I have had the great pleasure of connecting with some of my sister’s paternal family members (she has found them via Ancestry.com, which has totally changed the way birth relatives can find and connect with each other). One of my sister’s paternal half-sisters has said that the book has made a huge difference in *her* mother’s life. Her mother has realized that perhaps she, too, was a Booth girl — her memory is foggy on the details — and has started talking about that period of her life for the first time. So now I feel as though my family has expanded again. What a treasure!

You’ve said that the most transformative moments of your life have come when you take the time to truly listen to someone’s story. What is a tip you can share about how to be truly present and listen?

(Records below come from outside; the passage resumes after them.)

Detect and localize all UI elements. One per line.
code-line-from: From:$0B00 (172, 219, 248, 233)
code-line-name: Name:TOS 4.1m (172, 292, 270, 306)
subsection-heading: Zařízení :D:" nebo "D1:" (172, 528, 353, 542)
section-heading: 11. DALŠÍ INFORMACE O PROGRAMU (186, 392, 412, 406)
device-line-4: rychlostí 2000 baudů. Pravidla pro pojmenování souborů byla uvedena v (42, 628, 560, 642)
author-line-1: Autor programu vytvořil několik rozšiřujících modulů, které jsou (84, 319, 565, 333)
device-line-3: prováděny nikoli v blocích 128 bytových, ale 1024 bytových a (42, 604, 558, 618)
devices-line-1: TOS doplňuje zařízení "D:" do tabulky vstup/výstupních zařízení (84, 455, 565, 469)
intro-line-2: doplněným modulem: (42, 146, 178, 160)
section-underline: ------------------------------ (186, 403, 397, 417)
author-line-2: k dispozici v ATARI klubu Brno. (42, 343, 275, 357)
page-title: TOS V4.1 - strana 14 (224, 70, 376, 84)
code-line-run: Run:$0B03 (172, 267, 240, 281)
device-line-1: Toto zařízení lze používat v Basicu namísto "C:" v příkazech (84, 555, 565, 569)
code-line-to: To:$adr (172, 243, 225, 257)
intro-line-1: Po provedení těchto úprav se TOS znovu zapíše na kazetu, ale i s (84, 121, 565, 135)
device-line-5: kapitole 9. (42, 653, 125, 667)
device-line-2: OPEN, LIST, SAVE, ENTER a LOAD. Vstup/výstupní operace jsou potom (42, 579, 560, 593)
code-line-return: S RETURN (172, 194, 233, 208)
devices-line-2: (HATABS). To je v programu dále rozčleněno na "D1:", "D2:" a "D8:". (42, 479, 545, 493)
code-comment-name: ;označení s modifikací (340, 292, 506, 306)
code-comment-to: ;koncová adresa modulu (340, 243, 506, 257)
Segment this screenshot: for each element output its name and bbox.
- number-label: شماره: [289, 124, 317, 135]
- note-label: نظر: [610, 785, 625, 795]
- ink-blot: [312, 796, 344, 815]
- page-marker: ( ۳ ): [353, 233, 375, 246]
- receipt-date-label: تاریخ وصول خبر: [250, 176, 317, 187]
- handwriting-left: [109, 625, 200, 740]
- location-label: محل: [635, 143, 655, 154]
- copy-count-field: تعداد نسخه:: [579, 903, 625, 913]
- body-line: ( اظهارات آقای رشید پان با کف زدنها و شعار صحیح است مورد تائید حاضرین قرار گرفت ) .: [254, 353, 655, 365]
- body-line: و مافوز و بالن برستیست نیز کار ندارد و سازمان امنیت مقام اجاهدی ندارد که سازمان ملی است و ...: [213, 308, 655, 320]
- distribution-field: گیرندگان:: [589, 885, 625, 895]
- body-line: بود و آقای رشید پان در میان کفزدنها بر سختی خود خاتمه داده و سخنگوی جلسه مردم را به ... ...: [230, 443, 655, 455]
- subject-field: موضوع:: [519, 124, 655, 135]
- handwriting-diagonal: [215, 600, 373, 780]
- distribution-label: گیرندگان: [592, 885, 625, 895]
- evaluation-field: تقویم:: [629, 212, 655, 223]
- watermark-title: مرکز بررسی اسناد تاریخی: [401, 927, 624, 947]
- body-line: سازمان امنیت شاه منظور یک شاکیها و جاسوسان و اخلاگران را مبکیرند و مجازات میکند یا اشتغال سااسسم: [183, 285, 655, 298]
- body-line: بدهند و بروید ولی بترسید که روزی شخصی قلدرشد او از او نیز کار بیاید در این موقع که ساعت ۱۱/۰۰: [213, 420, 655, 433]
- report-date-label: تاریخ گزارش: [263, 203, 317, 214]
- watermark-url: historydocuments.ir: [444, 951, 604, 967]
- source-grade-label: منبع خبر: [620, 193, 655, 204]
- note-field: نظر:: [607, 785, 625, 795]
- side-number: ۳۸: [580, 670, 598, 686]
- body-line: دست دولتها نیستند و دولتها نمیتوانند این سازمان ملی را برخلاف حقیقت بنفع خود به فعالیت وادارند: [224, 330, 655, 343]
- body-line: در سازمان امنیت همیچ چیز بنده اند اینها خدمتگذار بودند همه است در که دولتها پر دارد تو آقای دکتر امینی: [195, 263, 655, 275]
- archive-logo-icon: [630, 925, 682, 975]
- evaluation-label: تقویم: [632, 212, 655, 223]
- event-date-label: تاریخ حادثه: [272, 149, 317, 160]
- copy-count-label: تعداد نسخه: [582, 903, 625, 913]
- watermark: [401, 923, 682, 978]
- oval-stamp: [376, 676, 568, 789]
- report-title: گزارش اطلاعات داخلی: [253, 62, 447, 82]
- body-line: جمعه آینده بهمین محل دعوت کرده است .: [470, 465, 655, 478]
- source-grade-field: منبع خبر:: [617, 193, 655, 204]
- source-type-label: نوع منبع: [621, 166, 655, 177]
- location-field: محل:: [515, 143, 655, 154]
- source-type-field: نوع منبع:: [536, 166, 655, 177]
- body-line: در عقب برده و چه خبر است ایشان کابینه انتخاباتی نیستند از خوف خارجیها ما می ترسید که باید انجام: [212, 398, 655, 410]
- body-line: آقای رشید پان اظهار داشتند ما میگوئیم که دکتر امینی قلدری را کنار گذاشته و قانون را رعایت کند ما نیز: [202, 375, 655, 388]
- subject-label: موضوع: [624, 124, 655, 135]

Here’s one: stop thinking about yourself. Often we listen to someone only long enough to start planning our response or think about how their story relates to ours. That’s okay; that’s how we form connections. But every once in a while, turn the dial down on your own inner voice and really listen to the person sitting across from you. Ask them questions based on what they’ve said rather than making statements that bring the conversation back to yourself.

What is next for you?

I’m working on a great oral history project for the Minnesota Historical Society focused on women and sport, in recognition of the 50th anniversary of the passage of Title IX. I’m about halfway through my interviews and have already heard some amazing stories from some amazing athletes, coaches, educators, and officials. Who knows…maybe my next book will emerge from some of these stories.